Por otra parte, la leche líquida continúa asociándose principalmente al desayuno: más del 80% de los consumidores la ingiere únicamente en la mañana, lo que limita las oportunidades de ampliar las ocasiones de consumo durante el resto del día.

 

El queso y el yogur mantienen un posicionamiento sólido

 

El queso continúa siendo el derivado con mayor presencia en los hogares ecuatorianos.

El 92% de los encuestados afirmó haber consumido queso durante la semana previa al estudio, consolidándose como un alimento versátil y presente en distintos momentos del día.

 

Por su parte, el yogur ha logrado construir un posicionamiento asociado a bienestar digestivo, practicidad, variedad de sabores e innovación en formatos, diferenciándose claramente de las percepciones existentes alrededor de la leche líquida.

 

Factores económicos y nuevas tendencias de consumo

 

El estudio confirma que la reducción del consumo responde a múltiples factores y no únicamente a preferencias alimentarias.

 

Entre ellos destacan:

 

  • La pérdida de capacidad adquisitiva de los hogares, asociada a un mercado laboral con mayores niveles de informalidad.

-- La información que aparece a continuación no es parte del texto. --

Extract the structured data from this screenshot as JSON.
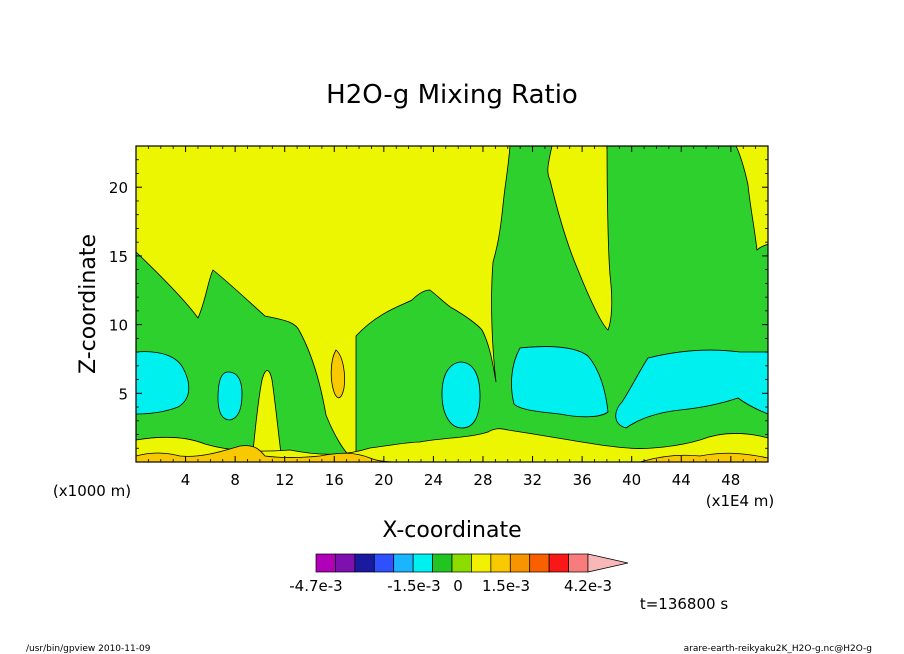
{
  "chart_data": {
    "type": "contour",
    "title": "H2O-g Mixing Ratio",
    "xlabel": "X-coordinate",
    "ylabel": "Z-coordinate",
    "x_unit": "(x1E4 m)",
    "y_unit": "(x1000 m)",
    "xlim": [
      0,
      51
    ],
    "ylim": [
      0,
      23
    ],
    "x_ticks": [
      4,
      8,
      12,
      16,
      20,
      24,
      28,
      32,
      36,
      40,
      44,
      48
    ],
    "y_ticks": [
      5,
      10,
      15,
      20
    ],
    "time_label": "t=136800 s",
    "colorbar": {
      "labels": [
        "-4.7e-3",
        "-1.5e-3",
        "0",
        "1.5e-3",
        "4.2e-3"
      ],
      "colors": [
        "#b000b8",
        "#7f10b0",
        "#1a1aa0",
        "#2f50ff",
        "#1ab4ff",
        "#00f0f0",
        "#22c422",
        "#8cdc00",
        "#f0f000",
        "#f8c800",
        "#f89400",
        "#f86000",
        "#f81818",
        "#f87c7c",
        "#f8b8b8"
      ],
      "region_colors": {
        "outer": "#ecf600",
        "green": "#2ed02e",
        "cyan": "#00f0f0",
        "gold": "#f8c800",
        "orange": "#f8a000"
      }
    }
  },
  "footer": {
    "left": "/usr/bin/gpview   2010-11-09",
    "right": "arare-earth-reikyaku2K_H2O-g.nc@H2O-g"
  }
}
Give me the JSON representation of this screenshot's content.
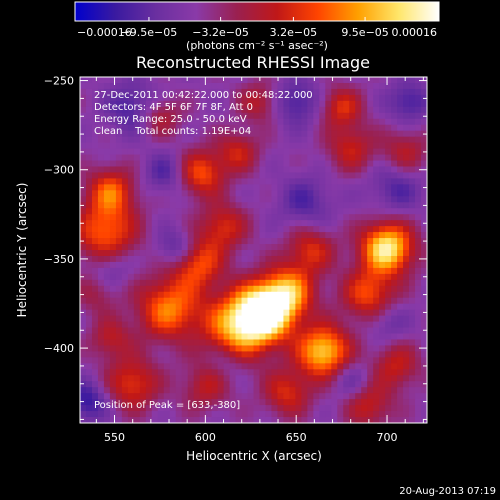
{
  "chart_data": {
    "type": "heatmap",
    "title": "Reconstructed RHESSI Image",
    "xlabel": "Heliocentric X (arcsec)",
    "ylabel": "Heliocentric Y (arcsec)",
    "xlim": [
      531,
      722
    ],
    "ylim": [
      -442,
      -248
    ],
    "x_ticks": [
      {
        "value": 550,
        "label": "550"
      },
      {
        "value": 600,
        "label": "600"
      },
      {
        "value": 650,
        "label": "650"
      },
      {
        "value": 700,
        "label": "700"
      }
    ],
    "y_ticks": [
      {
        "value": -250,
        "label": "−250"
      },
      {
        "value": -300,
        "label": "−300"
      },
      {
        "value": -350,
        "label": "−350"
      },
      {
        "value": -400,
        "label": "−400"
      }
    ],
    "colorbar": {
      "min": -0.00016,
      "max": 0.00016,
      "ticks": [
        {
          "value": -0.00016,
          "label": "−0.00016"
        },
        {
          "value": -9.5e-05,
          "label": "−9.5e−05"
        },
        {
          "value": -3.2e-05,
          "label": "−3.2e−05"
        },
        {
          "value": 3.2e-05,
          "label": "3.2e−05"
        },
        {
          "value": 9.5e-05,
          "label": "9.5e−05"
        },
        {
          "value": 0.00016,
          "label": "0.00016"
        }
      ],
      "unit_label": "(photons cm⁻² s⁻¹ asec⁻²)",
      "stops": [
        "#0000cc",
        "#3a1aa0",
        "#6a2fa0",
        "#8a3aa8",
        "#9a2050",
        "#c01818",
        "#ff4400",
        "#ffa000",
        "#ffe66a",
        "#ffffff"
      ]
    },
    "info_lines": [
      "27-Dec-2011 00:42:22.000 to 00:48:22.000",
      "Detectors: 4F 5F 6F 7F 8F, Att 0",
      "Energy Range: 25.0 - 50.0 keV",
      "Clean    Total counts: 1.19E+04"
    ],
    "peak_label": "Position of Peak = [633,-380]",
    "peak": [
      633,
      -380
    ],
    "sources": [
      {
        "x": 633,
        "y": -380,
        "amp": 1.0,
        "r": 11
      },
      {
        "x": 700,
        "y": -344,
        "amp": 0.9,
        "r": 10
      },
      {
        "x": 665,
        "y": -402,
        "amp": 0.8,
        "r": 10
      },
      {
        "x": 618,
        "y": -388,
        "amp": 0.7,
        "r": 13
      },
      {
        "x": 646,
        "y": -368,
        "amp": 0.6,
        "r": 10
      },
      {
        "x": 545,
        "y": -335,
        "amp": 0.55,
        "r": 12
      },
      {
        "x": 548,
        "y": -312,
        "amp": 0.5,
        "r": 9
      },
      {
        "x": 580,
        "y": -378,
        "amp": 0.6,
        "r": 12
      },
      {
        "x": 595,
        "y": -352,
        "amp": 0.55,
        "r": 10
      },
      {
        "x": 610,
        "y": -332,
        "amp": 0.4,
        "r": 9
      },
      {
        "x": 598,
        "y": -302,
        "amp": 0.5,
        "r": 9
      },
      {
        "x": 618,
        "y": -290,
        "amp": 0.35,
        "r": 8
      },
      {
        "x": 630,
        "y": -262,
        "amp": 0.3,
        "r": 8
      },
      {
        "x": 680,
        "y": -288,
        "amp": 0.35,
        "r": 9
      },
      {
        "x": 675,
        "y": -265,
        "amp": 0.4,
        "r": 8
      },
      {
        "x": 710,
        "y": -290,
        "amp": 0.3,
        "r": 9
      },
      {
        "x": 705,
        "y": -410,
        "amp": 0.35,
        "r": 9
      },
      {
        "x": 690,
        "y": -370,
        "amp": 0.5,
        "r": 10
      },
      {
        "x": 658,
        "y": -345,
        "amp": 0.4,
        "r": 9
      },
      {
        "x": 560,
        "y": -420,
        "amp": 0.45,
        "r": 10
      },
      {
        "x": 600,
        "y": -422,
        "amp": 0.3,
        "r": 9
      },
      {
        "x": 645,
        "y": -425,
        "amp": 0.4,
        "r": 9
      },
      {
        "x": 690,
        "y": -432,
        "amp": 0.35,
        "r": 9
      },
      {
        "x": 575,
        "y": -270,
        "amp": 0.3,
        "r": 8
      },
      {
        "x": 548,
        "y": -395,
        "amp": 0.3,
        "r": 8
      },
      {
        "x": 540,
        "y": -370,
        "amp": 0.2,
        "r": 8
      },
      {
        "x": 560,
        "y": -265,
        "amp": -0.3,
        "r": 10
      },
      {
        "x": 585,
        "y": -345,
        "amp": -0.35,
        "r": 8
      },
      {
        "x": 578,
        "y": -302,
        "amp": -0.25,
        "r": 8
      },
      {
        "x": 650,
        "y": -262,
        "amp": -0.3,
        "r": 9
      },
      {
        "x": 705,
        "y": -310,
        "amp": -0.25,
        "r": 10
      },
      {
        "x": 712,
        "y": -262,
        "amp": -0.3,
        "r": 8
      },
      {
        "x": 655,
        "y": -318,
        "amp": -0.25,
        "r": 10
      },
      {
        "x": 535,
        "y": -430,
        "amp": -0.35,
        "r": 8
      },
      {
        "x": 548,
        "y": -355,
        "amp": -0.2,
        "r": 8
      },
      {
        "x": 680,
        "y": -418,
        "amp": -0.2,
        "r": 8
      },
      {
        "x": 612,
        "y": -408,
        "amp": -0.15,
        "r": 7
      },
      {
        "x": 700,
        "y": -385,
        "amp": -0.2,
        "r": 8
      }
    ]
  },
  "footer": {
    "timestamp": "20-Aug-2013 07:19"
  }
}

  • Los cambios en los hábitos de compra derivados de la inseguridad y las modificaciones en la dinámica comercial de las tiendas de barrio.

  • La creciente exposición de los consumidores a información contradictoria sobre alimentación en redes sociales y medios digitales, que influye en sus decisiones de compra.

 

Respecto a las bebidas vegetales, el estudio muestra que son percibidas como saludables por parte de algunos consumidores, aunque también se las considera productos de mayor precio y menor disponibilidad.

 

Los especialistas entrevistados coinciden en que las bebidas vegetales pueden formar parte de una dieta equilibrada, pero no constituyen un reemplazo nutricional equivalente a la leche de vaca, particularmente en términos de aporte de proteínas de alto valor biológico, calcio y otros nutrientes esenciales.

 

Conclusión

 

El principal hallazgo del estudio es claro: los ecuatorianos no han dejado de confiar en los lácteos; están consumiendo menos.

 

Esto plantea un desafío para toda la cadena de valor y para la política pública: recuperar el consumo mediante información basada en evidencia, educación nutricional y el fortalecimiento de una cadena cada vez más competitiva, eficiente y sostenible, que permita acercar productos de calidad a más familias ecuatorianas.